L’unité de recherche clinique en économie de la santé (URC-Eco), dirigée par la Pr Isabelle Durand-Zaleski, est une structure transversale de la Direction de la Recherche Clinique et de l’Innovation (DRCI) de l’AP-HP. Créée en 2007, elle a pour objectif d’apporter le soutien nécessaire à la conduite de projets d’évaluation économique des innovations diagnostiques, thérapeutiques et organisationnelles.

Contact presse : Pr Isabelle Durand-Zaleski < isabelle.durand-zaleski@aphp.fr>

 

Contexte

Le cancer colorectal est la 2ème cause de décès par cancer en France. Son incidence est de près de 45.000 nouveaux cas par an en 2017, avec une survie à 5 ans estimée à 63 % en 2015 (données INCa).

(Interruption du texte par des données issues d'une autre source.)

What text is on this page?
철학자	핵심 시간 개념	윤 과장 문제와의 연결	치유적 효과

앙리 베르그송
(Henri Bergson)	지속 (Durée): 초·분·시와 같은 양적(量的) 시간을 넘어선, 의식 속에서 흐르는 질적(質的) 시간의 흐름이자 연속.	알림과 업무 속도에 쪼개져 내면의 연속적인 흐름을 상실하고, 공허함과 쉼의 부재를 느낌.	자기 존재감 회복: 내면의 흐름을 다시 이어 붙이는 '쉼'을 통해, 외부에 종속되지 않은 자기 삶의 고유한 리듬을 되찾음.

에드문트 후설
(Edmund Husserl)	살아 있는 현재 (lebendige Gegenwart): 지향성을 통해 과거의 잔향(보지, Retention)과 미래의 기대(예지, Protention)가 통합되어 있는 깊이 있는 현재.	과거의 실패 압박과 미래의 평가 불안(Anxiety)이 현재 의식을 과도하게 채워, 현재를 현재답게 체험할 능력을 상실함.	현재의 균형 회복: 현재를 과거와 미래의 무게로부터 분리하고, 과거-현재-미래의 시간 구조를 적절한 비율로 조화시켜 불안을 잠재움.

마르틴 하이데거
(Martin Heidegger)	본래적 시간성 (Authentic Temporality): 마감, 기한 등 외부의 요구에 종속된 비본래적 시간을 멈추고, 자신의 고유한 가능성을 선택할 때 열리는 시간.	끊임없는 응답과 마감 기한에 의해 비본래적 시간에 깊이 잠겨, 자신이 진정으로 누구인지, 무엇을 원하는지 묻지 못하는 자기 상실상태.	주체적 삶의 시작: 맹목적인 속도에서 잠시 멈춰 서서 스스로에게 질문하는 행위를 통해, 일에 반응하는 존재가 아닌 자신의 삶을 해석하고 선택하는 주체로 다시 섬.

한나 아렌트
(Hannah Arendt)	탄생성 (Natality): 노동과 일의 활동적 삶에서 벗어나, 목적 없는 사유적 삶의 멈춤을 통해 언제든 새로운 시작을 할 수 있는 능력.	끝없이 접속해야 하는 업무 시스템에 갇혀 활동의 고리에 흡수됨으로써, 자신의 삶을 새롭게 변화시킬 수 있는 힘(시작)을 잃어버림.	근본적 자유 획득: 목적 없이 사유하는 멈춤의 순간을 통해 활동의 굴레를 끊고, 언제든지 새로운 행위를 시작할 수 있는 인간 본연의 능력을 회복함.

Les métastases sont observées dans 40 à 60 % des cas de cancer colorectal. Le taux de survie à 5 ans varie de 5 % à 15 % chez les malades ayant un cancer colorectal métastatique (CCRm) généralisé. Les dépenses liées au traitement du cancer colorectal sont estimées par l’Assurance maladie en 2016 à 1,6 Md€ par an, soit environ 10 % des dépenses totales des cancers. Dans le cadre des différents Plan Cancer, la prise en charge des patients s’inscrit dans un programme personnalisé de soins. Une réunion de concertation pluridisciplinaire (RCP) permet d’élaborer des recommandations, entre le dispositif d’annonce diagnostique et le début du traitement, en accord avec le patient.

Deux types de traitements sont utilisés pour soigner les cancers du côlon : la chirurgie et les protocoles médicamenteux (chimiothérapies et thérapies ciblées). Ces traitements peuvent être utilisés seuls ou en association. Le choix actuel d’une 1ère ligne de chimiothérapie est laissé au choix du praticien après orientation du RCP et aucune donnée de la littérature ne permet de définir le bénéfice de débuter par une mono-, une bi- ou une tri-chimiothérapie pour s’orienter ensuite vers une escalade ou une désescalade thérapeutique. La chimiothérapie est souvent inefficace sur la maladie et génère des effets secondaires qui altèrent la qualité de vie, d’où l’importance de développer des outils permettant d’orienter l’arsenal thérapeutique.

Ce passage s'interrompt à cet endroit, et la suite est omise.